If the people of Israel are neither the first – nor sadly the last – to crown their sense of ‘nationhood’ with an equally strong sense of divinely ordained entitlement to ‘go forth and subtract’ a whole lot of land from a whole lot of other people, and to do it by pretty much crushing all those people, their foundational story IS wholly responsible for creating the model of Christian colonialism that's literally how we're here. In this building. In this place. While Elsie Basque got taken from her family by law and put in residential school.

And that's not incidental when it didn't have to BE that way. When the model of living together under a Peace and Friendship Treaty existed and those treaties were signed. 

Those treaties could have been honoured. Instead of just ignored in favour of the model of 'entering the Promised Land' and just taking it that Christendom absorbed straight out of this story and sacralized, and we haven't really let go of it yet. Even though it's utterly inconsistent with the teachings of the Prophets – Isaiah, Jeremiah, Amos – even though it's utterly inconsistent with Jesus' teachings in the gospels, even though it's utterly inconsistent with Paul's practice in establishing the early church.

That's wrongness we absorbed out of this story and this context – the smash and grab model of invasive colonialism -- that we need to repudiate and repent of and unlearn. 

But there IS goodness in this story too. Particularly in moments when we find ourselves, like the Israelites, looking AGAIN at all this water looming up at us that somehow we have to cross, and all we can think is "Haven't we already DONE this already?"

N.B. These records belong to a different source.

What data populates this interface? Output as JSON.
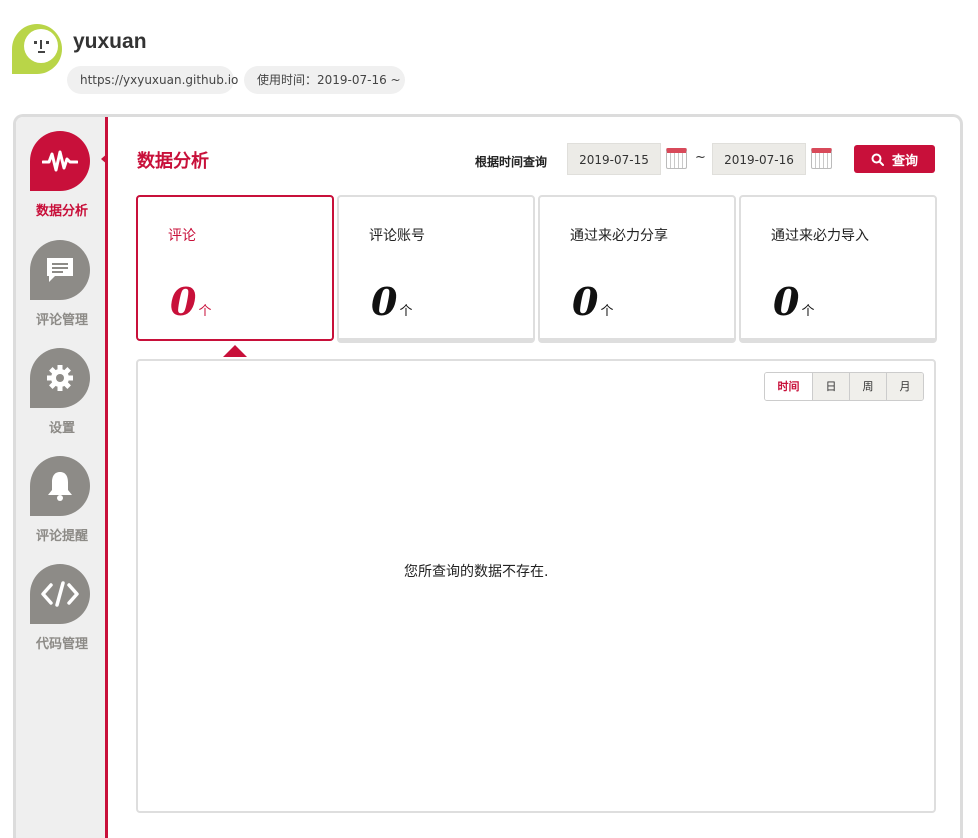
{
  "header": {
    "username": "yuxuan",
    "url": "https://yxyuxuan.github.io",
    "since": "使用时间：2019-07-16 ~"
  },
  "sidebar": {
    "items": [
      {
        "label": "数据分析",
        "icon": "pulse-icon",
        "active": true
      },
      {
        "label": "评论管理",
        "icon": "comment-icon",
        "active": false
      },
      {
        "label": "设置",
        "icon": "gear-icon",
        "active": false
      },
      {
        "label": "评论提醒",
        "icon": "bell-icon",
        "active": false
      },
      {
        "label": "代码管理",
        "icon": "code-icon",
        "active": false
      }
    ]
  },
  "main": {
    "title": "数据分析",
    "query_label": "根据时间查询",
    "date_from": "2019-07-15",
    "date_to": "2019-07-16",
    "tilde": "~",
    "search_label": "查询",
    "cards": [
      {
        "title": "评论",
        "value": "0",
        "unit": "个",
        "active": true
      },
      {
        "title": "评论账号",
        "value": "0",
        "unit": "个",
        "active": false
      },
      {
        "title": "通过来必力分享",
        "value": "0",
        "unit": "个",
        "active": false
      },
      {
        "title": "通过来必力导入",
        "value": "0",
        "unit": "个",
        "active": false
      }
    ],
    "range_buttons": [
      "时间",
      "日",
      "周",
      "月"
    ],
    "empty_message": "您所查询的数据不存在."
  },
  "colors": {
    "accent": "#c8103a",
    "logo": "#b9d548",
    "nav_inactive": "#8d8b87"
  }
}
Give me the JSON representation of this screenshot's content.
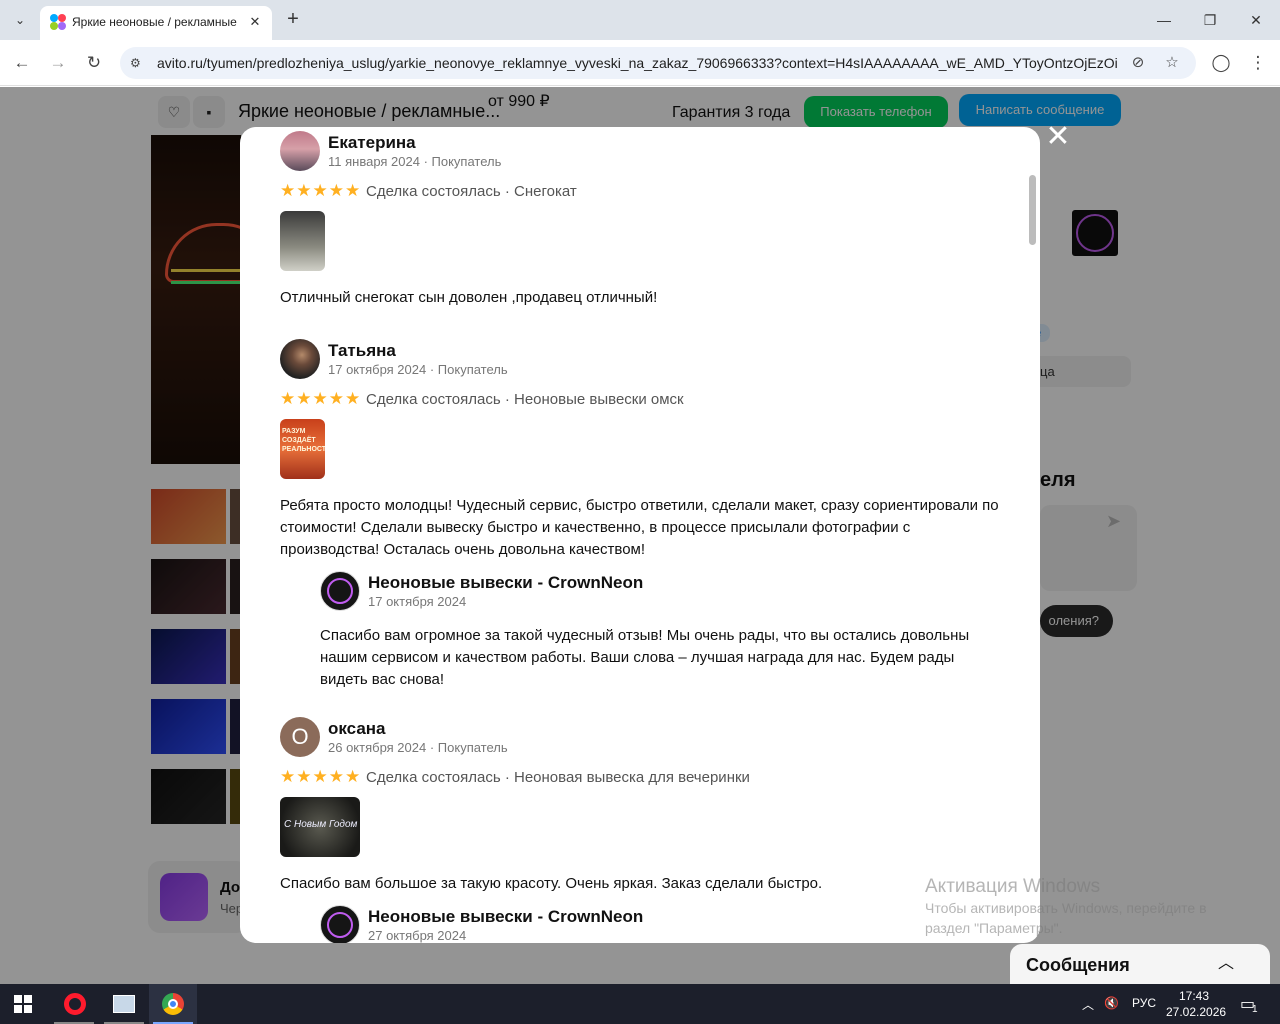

Like, don't we have the Charter? Didn't we march for Pride? What is with this blatant racism? How are we still having the same conversations? But what we see in this story of Israel crossing the Jordan is that crossing the Red Sea is only the beginning of their liberation. 

It was HUGE, absolutely. It was the breakthrough moment, it was the big necessary first giant step out of what WAS and into a new start – and those firsts are inspirational. Firsts crash through the Red Sea into what's possible. Firsts are Moses. Firsts are Elsie Basque. 

But firsts aren't magic. All that energy and inspiration has to settle into permanence. Into a shift that can be depended on, into a community that's changed profoundly enough that seconds and thirds and however many more are just a matter of course. It's the difference between being FREED from the past, and being FREE from the past. 

The first, God did for them with Moses in a huge miracle. The second they had to become a people ready to do it for themselves. Strong in covenant with one another, awakened to a sense of mutual responsibility and hunger for justice and right relationship. In being the kind of community that had needed Moses to cross it over the Red Sea, but had crossed itself over the Jordan River. 

I think that's where we are, collectively. And maybe individually too. "Freed" from the past by some big eventful Red Sea crossings, but not free from it. Still working on our covenant with one another, still working on listening, still working on trusting, still working on changing into the people who can cross THEMSELVES over the Jordan. 

But we don't do that work alone, any more than Israel did. We're being beckoned forward, encouraged forward, strengthened forward, always. By God who rejoices in every moment that brings us that much closer to the Jordan – and crossing over it? It's a promise. Thanks be to God who travels with us.